Thursday, November 10, 2005
i will
never forget today. ever.
i was gonna go home. and rest a little. but my mom came to fetch me and told me my Baby died. i thought she was kidding. but she was so serious and mommy doesn't say jokes like these.
my doggy went to the garden to play. and a large snake came and strangled him. and my maid saw but they called the cops. but it was too late. and all this time, i was taking some STUPID EXAM PAPER.
oh God it hurts.
i love my Baby. i don't mind if he bites me over and over again now. i miss him so. i can't remember what the house was like without Baby at home. just yesterday he came running to greet me when i got home. and kept jumping at my legs coz i was carrying food. and i was playing with him and teasing him.
but i haven't dared pat him much lately coz i was so scared i'd get bitten and then i won't be able to write my exam papers. OH GOD!
but i'll never get to pat him again.
and i was thinking of taking my savings for the year and buying him another doggy friend after the A's so he won't be lonely.
that stupid snake came and strangled him. but he was faithful right? coz he was a master's dog. and i guess if he hadn't cried when the snake spotted him, then we wouldn't have known ever. until my mom or maid went to cut the plants in the back garden. and then, who knows?
but the snake wasn't there yesterday. it came at night. when it was raining coz baby was playing in the garden yesterday morning.
do you know how empty a house is? when i came home today, and the dog's pen was all folded up. the back garden looked so empty without him running in the bushes. and he won't be at the fence to greet me when i come home. and there's all his dog food. and the pillow i bought him for his birthday this year. and his leash. and his rubber toy. and the softtoy i gave him from my collection. i won't see his ears fold backwards when he's excited or watch him look at me imploringly when he wants my food. i'll never pick pieces of my dinner for him either. and he won't jump in through the grille or wag his little tail. and i won't pat his little round butt.
i feel so awful and i don't know where to throw it at. i can't scream at God. and i can't blame anyone. though i wish i were there then i take a stick and stab that disgusting snake. i hate snakes now. i'll hate them forever.
if no one does anything, i'm going to personally dig up the entire back garden of shrubs.
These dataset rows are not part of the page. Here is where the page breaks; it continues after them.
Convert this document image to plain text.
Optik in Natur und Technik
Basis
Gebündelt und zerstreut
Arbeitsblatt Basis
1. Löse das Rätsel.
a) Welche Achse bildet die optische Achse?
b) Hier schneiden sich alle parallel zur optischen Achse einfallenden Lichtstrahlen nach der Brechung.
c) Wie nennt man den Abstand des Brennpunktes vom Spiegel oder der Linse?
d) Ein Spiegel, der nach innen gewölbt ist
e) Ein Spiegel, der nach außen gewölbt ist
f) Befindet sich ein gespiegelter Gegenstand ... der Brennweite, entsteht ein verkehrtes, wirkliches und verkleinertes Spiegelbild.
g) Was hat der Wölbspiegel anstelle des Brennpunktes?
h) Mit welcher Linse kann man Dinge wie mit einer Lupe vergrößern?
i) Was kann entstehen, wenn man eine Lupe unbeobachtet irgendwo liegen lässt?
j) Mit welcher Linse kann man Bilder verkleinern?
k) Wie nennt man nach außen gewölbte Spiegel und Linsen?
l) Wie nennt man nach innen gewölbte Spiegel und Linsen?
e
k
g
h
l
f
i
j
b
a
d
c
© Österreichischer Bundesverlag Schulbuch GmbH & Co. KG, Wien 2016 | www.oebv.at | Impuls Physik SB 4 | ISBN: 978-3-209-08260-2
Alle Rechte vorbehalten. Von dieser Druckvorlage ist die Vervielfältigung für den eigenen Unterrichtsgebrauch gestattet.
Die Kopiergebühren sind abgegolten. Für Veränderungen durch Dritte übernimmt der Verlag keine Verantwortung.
EVERY STUPID ROOT AND PLANT. the trees will stay. but everything else will go. and if i have to take a pairs of shears to cut them after my exams i will do that. i will not let anything like this happen again.
oh God. this feels so surreal. i don't even feel like i'm even here. i can't believe this whole thing. and i don't want to believe it. my whole heart feels like it's being shredded if there's a heart left. and i don't want to be so sad coz my mom's worried about me. and my daddy doesn't even know. and my sister's getting engaged in 2 weeks. and my poor maid. she's the closest. Good Lord give me strength. for i am weak and there's only so much that i can take.i want to cuddle my Baby again.